Fleck corneal dystrophy
▪ Symptoms
 Congenital or occurs in the first few years of life
 Non progressive
 Mostly asymptomatic with mild photophobia in some cases
▪ Signs
 Multiple symmetric minute opacities in the stroma
 Corneal sensation is usually normal
▪ Management : does not require treatment
Congenital stromal corneal dystrophy
▪ Symptoms
 Rare, congenital, non-progressive or slowly progressive
 Moderate to severe visual loss
 Strabismus and glaucoma association seen in some patients
 Corneal erosions, photophobia and corneal vascularization are absent
▪ Signs
 Bilateral opaque flaky or feathery areas of clouding in the stroma [multiply with age and
eventually preclude visibility of the endothelium]
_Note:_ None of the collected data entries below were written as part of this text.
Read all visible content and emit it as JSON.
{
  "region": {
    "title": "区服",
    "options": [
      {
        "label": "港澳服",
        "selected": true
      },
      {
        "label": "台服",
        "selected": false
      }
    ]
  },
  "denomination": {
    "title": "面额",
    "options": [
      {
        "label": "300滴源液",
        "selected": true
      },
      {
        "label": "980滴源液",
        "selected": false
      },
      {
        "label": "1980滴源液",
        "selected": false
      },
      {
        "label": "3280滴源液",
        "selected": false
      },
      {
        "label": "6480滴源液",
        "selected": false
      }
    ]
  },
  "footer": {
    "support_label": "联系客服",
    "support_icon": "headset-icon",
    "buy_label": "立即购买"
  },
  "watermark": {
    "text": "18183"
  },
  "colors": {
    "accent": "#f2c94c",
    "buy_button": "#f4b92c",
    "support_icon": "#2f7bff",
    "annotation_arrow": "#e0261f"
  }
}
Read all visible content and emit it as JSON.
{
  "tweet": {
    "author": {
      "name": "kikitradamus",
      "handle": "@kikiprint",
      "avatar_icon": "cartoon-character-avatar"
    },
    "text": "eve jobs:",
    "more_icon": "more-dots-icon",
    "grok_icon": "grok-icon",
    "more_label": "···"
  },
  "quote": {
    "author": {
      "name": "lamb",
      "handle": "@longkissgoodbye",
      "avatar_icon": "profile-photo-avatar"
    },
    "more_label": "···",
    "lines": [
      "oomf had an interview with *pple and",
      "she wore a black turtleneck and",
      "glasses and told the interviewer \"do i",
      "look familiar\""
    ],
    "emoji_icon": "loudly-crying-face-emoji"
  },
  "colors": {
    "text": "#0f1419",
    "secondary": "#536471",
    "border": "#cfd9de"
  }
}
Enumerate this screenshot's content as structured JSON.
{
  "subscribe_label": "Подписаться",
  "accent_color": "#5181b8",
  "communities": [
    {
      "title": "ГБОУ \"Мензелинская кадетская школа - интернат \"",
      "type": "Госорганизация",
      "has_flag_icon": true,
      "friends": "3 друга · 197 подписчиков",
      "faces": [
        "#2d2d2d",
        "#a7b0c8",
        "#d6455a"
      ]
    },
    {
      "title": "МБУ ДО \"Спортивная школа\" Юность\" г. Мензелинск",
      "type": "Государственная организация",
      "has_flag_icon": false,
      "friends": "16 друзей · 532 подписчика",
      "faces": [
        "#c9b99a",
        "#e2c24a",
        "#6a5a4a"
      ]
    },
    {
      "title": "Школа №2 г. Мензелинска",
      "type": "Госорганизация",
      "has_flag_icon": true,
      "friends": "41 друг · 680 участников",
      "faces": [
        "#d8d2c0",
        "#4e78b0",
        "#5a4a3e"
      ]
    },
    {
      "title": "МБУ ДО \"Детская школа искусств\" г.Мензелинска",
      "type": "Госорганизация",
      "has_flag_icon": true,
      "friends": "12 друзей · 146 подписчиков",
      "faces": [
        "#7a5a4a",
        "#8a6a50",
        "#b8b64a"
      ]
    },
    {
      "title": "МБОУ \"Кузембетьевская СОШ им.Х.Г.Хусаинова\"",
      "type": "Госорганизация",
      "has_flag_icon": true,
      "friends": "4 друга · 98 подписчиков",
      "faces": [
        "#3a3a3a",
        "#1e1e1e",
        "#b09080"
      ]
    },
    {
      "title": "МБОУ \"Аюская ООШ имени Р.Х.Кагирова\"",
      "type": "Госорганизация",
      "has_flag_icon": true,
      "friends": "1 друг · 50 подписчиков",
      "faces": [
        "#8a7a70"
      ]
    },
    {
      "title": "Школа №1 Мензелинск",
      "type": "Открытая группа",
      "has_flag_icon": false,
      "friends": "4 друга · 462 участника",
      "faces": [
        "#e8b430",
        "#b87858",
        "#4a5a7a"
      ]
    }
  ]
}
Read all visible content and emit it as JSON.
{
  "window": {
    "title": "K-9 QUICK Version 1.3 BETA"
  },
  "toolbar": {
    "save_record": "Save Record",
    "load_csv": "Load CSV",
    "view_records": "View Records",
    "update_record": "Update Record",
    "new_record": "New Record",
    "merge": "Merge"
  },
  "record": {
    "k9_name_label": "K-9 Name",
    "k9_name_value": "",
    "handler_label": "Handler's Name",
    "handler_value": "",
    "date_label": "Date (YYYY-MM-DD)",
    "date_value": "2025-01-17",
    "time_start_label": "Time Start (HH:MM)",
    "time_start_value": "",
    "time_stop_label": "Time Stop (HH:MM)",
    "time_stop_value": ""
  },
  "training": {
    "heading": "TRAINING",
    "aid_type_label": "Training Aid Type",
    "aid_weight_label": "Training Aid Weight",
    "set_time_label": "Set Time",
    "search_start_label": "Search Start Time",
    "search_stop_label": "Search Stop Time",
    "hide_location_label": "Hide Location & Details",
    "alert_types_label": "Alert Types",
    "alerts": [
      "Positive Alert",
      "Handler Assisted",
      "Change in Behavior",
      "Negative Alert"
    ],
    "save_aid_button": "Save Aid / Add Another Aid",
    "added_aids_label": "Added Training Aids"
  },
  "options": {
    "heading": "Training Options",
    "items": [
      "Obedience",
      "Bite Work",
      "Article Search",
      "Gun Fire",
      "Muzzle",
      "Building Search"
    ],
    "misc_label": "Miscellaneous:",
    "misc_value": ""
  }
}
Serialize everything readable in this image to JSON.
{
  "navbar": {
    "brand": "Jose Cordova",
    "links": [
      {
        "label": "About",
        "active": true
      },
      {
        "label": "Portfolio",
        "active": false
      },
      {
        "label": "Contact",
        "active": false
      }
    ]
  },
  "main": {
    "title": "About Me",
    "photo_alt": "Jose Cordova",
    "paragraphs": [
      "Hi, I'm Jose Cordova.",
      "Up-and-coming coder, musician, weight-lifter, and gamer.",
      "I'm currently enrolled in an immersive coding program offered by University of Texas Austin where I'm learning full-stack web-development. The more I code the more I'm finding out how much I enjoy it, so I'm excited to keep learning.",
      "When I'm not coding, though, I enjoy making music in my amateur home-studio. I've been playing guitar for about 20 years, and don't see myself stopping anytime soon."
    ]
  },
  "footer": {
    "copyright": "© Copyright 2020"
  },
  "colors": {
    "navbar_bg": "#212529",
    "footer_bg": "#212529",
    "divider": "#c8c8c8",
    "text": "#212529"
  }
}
 Corneal stromal thickness increased
▪ Management
 Keratoplasty in cases of visually disabling opacities
Posterior amorphous corneal dystrophy
▪ Symptoms:
 Onset in the 1st decade
 Visual acuity is minimally impaired
▪ Signs:
 Irregular, amorphous sheet like opacities in posterior corneal stroma and Descemet’s
membrane with transparent corneal stroma between opacities
 Non corneal manifestations including irido-corneal adhesions, corectopia and pseudopolycoria
▪ Management
 Conservative management with refractive correction
 Keratoplasty may be required in few cases
Pre-Descemet Corneal dystrophy
▪ Symptoms
 Onset: usually after 30 years of age (sometimes in first decade of life)
 Usually asymptomatic
 Vision usually unaffected
▪ Signs
 Focal, fine, polymorphic gray opacities in the deep stroma
Endothelial dystrophies
Fuchs endothelial corneal dystrophy
 Characterised by bilateral accelerated endothelial
cell loss and progressive deterioration of vision
 Onset: 4th decade or later; most commonly affects
female
 Symptoms
o Blurring particularly in the morning due to
corneal oedema
o Progressive visual loss
o Pain, foreign body sensation, photophobia
 Signs
o Stage 1 (Stage of cornea guttata)
o Stage 2 (Stage of endothelial decompensation)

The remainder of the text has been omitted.